Assessment method	Description and parameters	Advantages	Limitations	Clinical utility
MRC sum score (manual muscle testing)	Clinician-performed manual strength exam of 6 muscle groups bilaterally (scored 0–5 each; max score 60). ICU-AW defined by MRC < 48	No equipment needed; bedside clinical exam. Standardized scoring system with prognostic significance. Validated for diagnosing ICU-AW when patient is awake	Feasible only in conscious, cooperative patients (often < 50% of ICU patients early on). Subjective effort can vary; inter-rater variability in scoring. Cannot detect subclinical weakness in sedated patients	Primary diagnostic tool for ICU-AW once patient can participate. Identifies patients requiring rehab interventions; a score < 48 correlates with difficulty in weaning and prolonged ICU stay
Handgrip dynamometry	Patient squeezes a handheld dynamometer to measure grip strength (kg force). Typically, the best of 2-3 attempts is recorded for each hand	Objective, numeric measure of strength. Quick (< 1 minute) and reproducible. Can be done in bed; minimal patient movement required (just hand squeeze)	Requires patient arousal and minimal cognitive function. Assesses primarily forearm/hand strength (may not reflect leg weakness). Grip may be impaired by local hand issues (arthritis, injury)	Useful surrogate for global strength; prognostic indicator (low grip strength on ICU admission associated with higher mortality). Can track strength improvements over ICU stay and guide nutrition/physio needs
Electrophysiological studies (nerve conduction studies and EMG)	Nerve conduction studies: Stimulate motor nerves and record muscle action potentials; EMG: Needle electrodes measure muscle electrical activity at rest and contraction. Detects CIP or CIM	Does not require patient cooperation or movement. Can diagnose the presence of neuropathy vs myopathy, aiding etiologic understanding. Highly sensitive to electrical changes in muscle/nerve function	Specialized personnel and equipment needed (not available in all ICUs). Time-consuming and somewhat uncomfortable (needle EMG). Edema and electrical noise in ICU can interfere with signals. Primarily diagnostic, not for routine monitoring of recovery	Confirms ICU-AW and differentiates CIP vs CIM in patients with unexplained or severe weakness. Often employed if weakness is profound or prolonged and other causes need exclusion. Helps prognostication (e.g., pure CIP has different recovery profile than CIM)

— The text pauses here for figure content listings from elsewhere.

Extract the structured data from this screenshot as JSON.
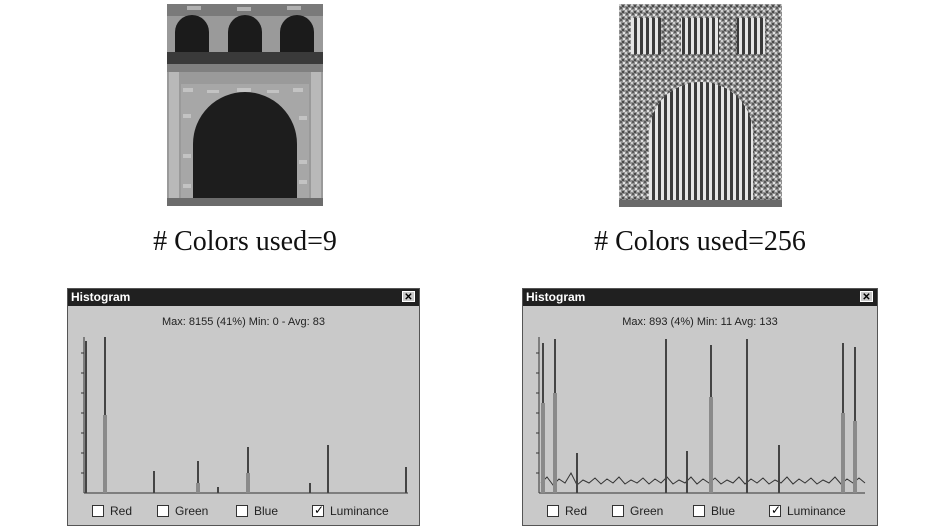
{
  "left": {
    "caption": "# Colors used=9",
    "histogram": {
      "title": "Histogram",
      "stats": "Max: 8155 (41%)  Min: 0 - Avg: 83",
      "options": [
        {
          "label": "Red",
          "checked": false
        },
        {
          "label": "Green",
          "checked": false
        },
        {
          "label": "Blue",
          "checked": false
        },
        {
          "label": "Luminance",
          "checked": true
        }
      ]
    }
  },
  "right": {
    "caption": "# Colors used=256",
    "histogram": {
      "title": "Histogram",
      "stats": "Max: 893 (4%)  Min: 11  Avg: 133",
      "options": [
        {
          "label": "Red",
          "checked": false
        },
        {
          "label": "Green",
          "checked": false
        },
        {
          "label": "Blue",
          "checked": false
        },
        {
          "label": "Luminance",
          "checked": true
        }
      ]
    }
  },
  "icons": {
    "close": "close-icon",
    "checkbox": "checkbox-icon",
    "check": "check-icon"
  }
}
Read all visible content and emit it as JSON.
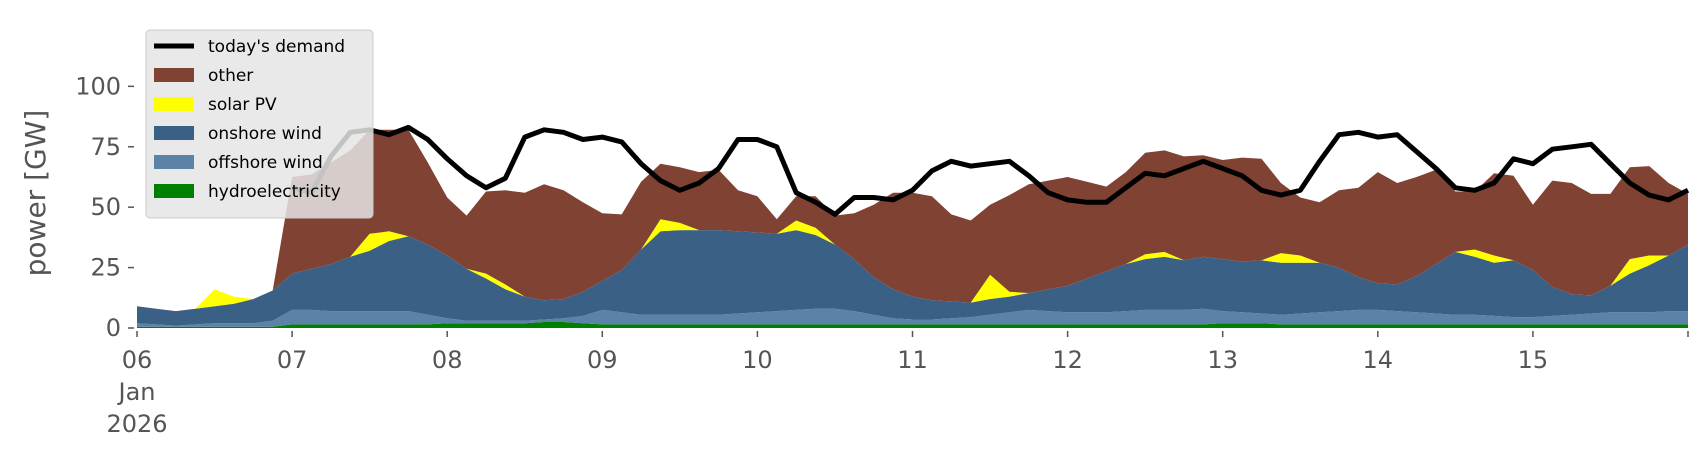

Functional mobility tests (e.g., sit-to-stand, 6-minute walk, etc.)	Performance-based tests of muscle function and endurance administered when patient is ambulatory. 5 × sit-to-stand: Time to rise from chair 5 times; 6-minute walk test: Distance walked in 6 minutes, etc.	Directly assesses integrated muscle function, balance, and endurance. Relates to real-world functional outcomes and independence. Useful for discharge planning and rehab goals	Not applicable during acute ICU phase (requires patient to be awake, off most support, and able to stand/walk). Influenced by cardiopulmonary fitness and motivation in addition to muscle strength. Safety concerns if patient is frail (risk of falls)	Employed at ICU discharge or step-down to evaluate recovery. For example, a very low 5 × sit-to-stand performance at ICU discharge indicates ongoing weakness and high rehab needs. These tests connect ICU-acquired muscle deficits to patient-centered outcomes like mobility and quality of life after critical illness

CIM: Critical illness myopathy; CIP: Critical illness polyneuropathy; EMG: Electromyography; ICU: Intensive care unit; ICU-AW: Intensive care unit acquired weakness; MRC: Medical research council.